Wall Street experienced significant declines on Thursday, primarily driven by a drop in technology stocks and a plummet in bitcoin’s value, which has now settled at nearly half of its record high from the previous fall. The S&P 500 index saw a decrease of 1.2% for the sixth time in seven days following its recent all-time peak. The Dow Jones Industrial Average fell by 592 points, or 1.2%, while the Nasdaq composite reported a decrease of 1.6%.
One of the largest contributors to the market’s downturn was Qualcomm, which fell 8.5%. Despite surpassing analysts’ expectations for profit and revenue in the latest quarter, its forecast for the upcoming quarter was disappointing due to an industry-wide shortage of memory chips, causing some handset manufacturers to reduce their orders.
In the bond market, Treasury yields dropped sharply after a report indicated a rise in the number of U.S. workers filing for unemployment benefits last week, exceeding economists’ projections. This trend could suggest a growing rate of layoffs. Although some economists have characterized this spike as statistical noise, the total number of claims remains comparatively low historically. Another report highlighted a significant increase in layoffs announced by U.S.-based companies, which totaled 108,435 in the previous month—the highest monthly figure since October. This marks the worst performance for January since 2009 during the Great Recession.
Additional data from the U.S. government revealed that job openings plummeted to their lowest level in over five years, raising concerns about ongoing job market weakness.
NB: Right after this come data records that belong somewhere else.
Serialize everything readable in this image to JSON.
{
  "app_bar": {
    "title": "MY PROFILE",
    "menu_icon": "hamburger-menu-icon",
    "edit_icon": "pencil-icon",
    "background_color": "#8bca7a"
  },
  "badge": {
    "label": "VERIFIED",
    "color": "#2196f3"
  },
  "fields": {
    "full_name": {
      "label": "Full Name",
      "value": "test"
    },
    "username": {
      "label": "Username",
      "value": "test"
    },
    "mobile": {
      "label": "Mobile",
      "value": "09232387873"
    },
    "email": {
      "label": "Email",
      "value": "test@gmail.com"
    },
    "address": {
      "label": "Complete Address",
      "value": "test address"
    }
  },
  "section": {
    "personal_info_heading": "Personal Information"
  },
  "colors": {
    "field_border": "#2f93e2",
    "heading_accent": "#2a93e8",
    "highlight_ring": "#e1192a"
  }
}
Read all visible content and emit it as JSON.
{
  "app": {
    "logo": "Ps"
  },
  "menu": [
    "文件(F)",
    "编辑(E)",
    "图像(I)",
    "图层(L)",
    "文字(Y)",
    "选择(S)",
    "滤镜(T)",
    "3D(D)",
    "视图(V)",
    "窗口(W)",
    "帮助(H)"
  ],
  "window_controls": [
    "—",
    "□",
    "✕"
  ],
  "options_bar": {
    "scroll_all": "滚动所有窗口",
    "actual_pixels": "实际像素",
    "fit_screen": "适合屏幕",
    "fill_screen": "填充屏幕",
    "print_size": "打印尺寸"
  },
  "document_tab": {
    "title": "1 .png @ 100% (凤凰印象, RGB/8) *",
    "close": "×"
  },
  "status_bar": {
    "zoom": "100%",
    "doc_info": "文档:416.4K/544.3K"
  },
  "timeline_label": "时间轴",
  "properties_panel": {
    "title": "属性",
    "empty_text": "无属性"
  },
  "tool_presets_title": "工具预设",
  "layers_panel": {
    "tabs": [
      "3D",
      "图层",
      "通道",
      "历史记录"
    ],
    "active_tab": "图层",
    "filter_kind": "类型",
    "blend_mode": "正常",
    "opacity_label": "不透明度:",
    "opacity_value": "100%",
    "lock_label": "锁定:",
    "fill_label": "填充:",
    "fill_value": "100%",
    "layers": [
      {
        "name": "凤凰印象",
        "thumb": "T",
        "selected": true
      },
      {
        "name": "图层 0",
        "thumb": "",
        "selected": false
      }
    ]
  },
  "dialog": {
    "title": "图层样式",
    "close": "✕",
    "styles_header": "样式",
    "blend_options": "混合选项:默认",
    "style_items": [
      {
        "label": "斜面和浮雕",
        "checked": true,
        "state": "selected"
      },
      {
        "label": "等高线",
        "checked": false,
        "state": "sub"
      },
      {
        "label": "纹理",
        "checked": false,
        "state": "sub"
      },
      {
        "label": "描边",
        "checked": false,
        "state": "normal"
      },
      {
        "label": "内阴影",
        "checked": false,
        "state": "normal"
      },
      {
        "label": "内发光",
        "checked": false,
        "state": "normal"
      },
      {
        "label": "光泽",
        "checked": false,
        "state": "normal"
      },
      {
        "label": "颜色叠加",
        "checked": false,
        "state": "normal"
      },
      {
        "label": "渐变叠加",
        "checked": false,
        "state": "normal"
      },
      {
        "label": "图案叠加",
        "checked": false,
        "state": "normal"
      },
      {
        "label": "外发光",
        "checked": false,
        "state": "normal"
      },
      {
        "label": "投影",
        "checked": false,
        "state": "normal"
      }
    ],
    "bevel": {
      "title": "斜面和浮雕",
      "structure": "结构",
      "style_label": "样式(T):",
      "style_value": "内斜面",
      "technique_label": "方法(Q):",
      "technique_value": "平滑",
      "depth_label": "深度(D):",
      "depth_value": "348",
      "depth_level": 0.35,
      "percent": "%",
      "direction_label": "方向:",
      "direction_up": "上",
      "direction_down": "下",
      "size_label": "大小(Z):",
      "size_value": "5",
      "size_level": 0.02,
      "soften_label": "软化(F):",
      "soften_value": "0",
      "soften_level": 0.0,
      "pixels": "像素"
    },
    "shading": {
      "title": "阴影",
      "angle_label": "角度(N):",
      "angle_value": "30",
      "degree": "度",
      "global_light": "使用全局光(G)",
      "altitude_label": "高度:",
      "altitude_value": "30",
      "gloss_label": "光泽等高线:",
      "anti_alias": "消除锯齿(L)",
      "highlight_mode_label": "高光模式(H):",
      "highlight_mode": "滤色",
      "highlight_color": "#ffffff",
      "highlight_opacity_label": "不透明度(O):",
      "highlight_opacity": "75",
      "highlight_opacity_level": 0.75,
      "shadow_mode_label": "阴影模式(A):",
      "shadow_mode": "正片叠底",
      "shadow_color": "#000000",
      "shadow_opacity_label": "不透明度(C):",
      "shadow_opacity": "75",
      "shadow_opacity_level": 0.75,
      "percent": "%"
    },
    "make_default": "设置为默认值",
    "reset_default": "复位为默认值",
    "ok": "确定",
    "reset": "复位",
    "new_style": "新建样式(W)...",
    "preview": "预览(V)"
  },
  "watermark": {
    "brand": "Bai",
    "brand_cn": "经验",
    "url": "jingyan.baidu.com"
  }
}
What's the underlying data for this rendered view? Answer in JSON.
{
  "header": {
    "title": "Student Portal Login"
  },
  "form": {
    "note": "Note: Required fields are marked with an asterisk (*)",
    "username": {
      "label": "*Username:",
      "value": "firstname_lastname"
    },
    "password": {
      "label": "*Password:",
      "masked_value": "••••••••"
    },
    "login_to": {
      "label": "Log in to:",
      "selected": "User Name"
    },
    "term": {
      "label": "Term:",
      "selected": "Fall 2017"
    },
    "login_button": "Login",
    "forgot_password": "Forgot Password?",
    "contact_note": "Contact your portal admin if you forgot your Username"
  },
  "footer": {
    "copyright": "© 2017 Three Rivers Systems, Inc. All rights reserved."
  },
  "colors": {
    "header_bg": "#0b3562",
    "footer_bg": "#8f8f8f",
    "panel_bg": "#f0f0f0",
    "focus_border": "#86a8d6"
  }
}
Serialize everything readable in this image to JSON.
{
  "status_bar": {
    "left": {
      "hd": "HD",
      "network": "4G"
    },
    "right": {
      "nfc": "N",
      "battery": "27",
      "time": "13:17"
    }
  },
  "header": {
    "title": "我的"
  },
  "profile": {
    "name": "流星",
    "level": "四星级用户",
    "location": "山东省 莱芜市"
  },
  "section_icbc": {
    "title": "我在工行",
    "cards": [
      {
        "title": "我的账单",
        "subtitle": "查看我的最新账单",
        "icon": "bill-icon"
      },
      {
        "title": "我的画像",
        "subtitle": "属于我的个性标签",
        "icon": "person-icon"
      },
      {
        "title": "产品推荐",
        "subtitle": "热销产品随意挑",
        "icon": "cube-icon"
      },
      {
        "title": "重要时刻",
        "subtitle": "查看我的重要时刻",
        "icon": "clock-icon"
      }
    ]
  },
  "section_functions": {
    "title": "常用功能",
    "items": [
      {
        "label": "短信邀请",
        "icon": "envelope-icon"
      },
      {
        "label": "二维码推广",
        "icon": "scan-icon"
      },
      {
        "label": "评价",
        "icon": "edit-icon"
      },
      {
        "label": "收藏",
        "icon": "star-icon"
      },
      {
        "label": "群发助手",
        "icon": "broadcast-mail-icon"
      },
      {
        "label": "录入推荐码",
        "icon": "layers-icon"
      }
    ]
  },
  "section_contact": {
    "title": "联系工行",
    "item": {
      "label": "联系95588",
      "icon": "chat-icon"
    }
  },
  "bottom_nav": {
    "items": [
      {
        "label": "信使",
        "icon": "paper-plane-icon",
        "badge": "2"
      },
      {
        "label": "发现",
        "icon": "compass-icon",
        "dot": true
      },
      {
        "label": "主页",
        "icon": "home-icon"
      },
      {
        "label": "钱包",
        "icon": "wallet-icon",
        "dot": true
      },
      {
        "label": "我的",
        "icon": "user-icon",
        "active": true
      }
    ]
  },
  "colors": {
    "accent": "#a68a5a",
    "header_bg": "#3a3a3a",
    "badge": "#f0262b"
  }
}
Such developments could prompt the Federal Reserve to consider cutting interest rates to bolster the economy, despite potential risks of exacerbating inflation. In response to these indicators, Treasury yields fell sharply, with the 10-year yield dropping to 4.19% from 4.29%.
Commodity markets also experienced volatility, with silver prices dropping 9.1% following a wild swing after last week’s momentum came to a halt. Similarly, gold saw a decrease of 1.2%, falling to $4,889.50 per ounce. This turmoil comes after a period of significant price increases driven by investor concerns over political instability, high market valuations, and large government debts globally. Critics had anticipated a pullback in prices, and those predictions are materializing. Bitcoin, often likened to “digital gold,” also faced a steep decline, briefly falling over 12% below $64,000, a stark contrast to its record price exceeding $124,000 last October. This downturn affected companies linked to the cryptocurrency sector, with Coinbase Global dropping 13.3% and Strategy, a firm dedicated to bitcoin investments, suffering a 17.1% fall.
Within the broader market, Alphabet’s shares fell by 0.5%, although they had previously dipped by as much as 8%, despite the company reporting better-than-expected profits for the latest quarter. Investors expressed concern regarding Alphabet’s spending on artificial intelligence, which could increase significantly this year, exceeding analysts’ expectations. Estee Lauder also reported stronger-than-anticipated earnings and raised financial forecasts, yet the company’s stock dropped 19.2%, likely due to heightened expectations from analysts amid its restructuring and tariff-related challenges.
On a more positive note, some companies managed to thrive amidst this turmoil. Broadcom rose by 0.8%, benefiting from ongoing investment in AI, and McKesson’s shares surged 16.5% following strong profit and revenue reports, along with an increased profit forecast for the fiscal year.
In summary, the S&P 500 decreased by 84.32 points, settling at 6,798.40. The Dow Jones dropped 592.58 points to 48,908.72, and the Nasdaq composite fell by 363.99 points to 22,540.59. Internationally, market sentiment was similarly negative, with major indexes across Europe and Asia reporting declines. London’s FTSE 100 dipped 0.9%, France’s CAC 40 fell 0.3%, and Germany’s DAX decreased by 0.5%. South Korea’s Kospi also saw one of the most significant downturns globally, tumbling 3.9% following a sharp rise just days before.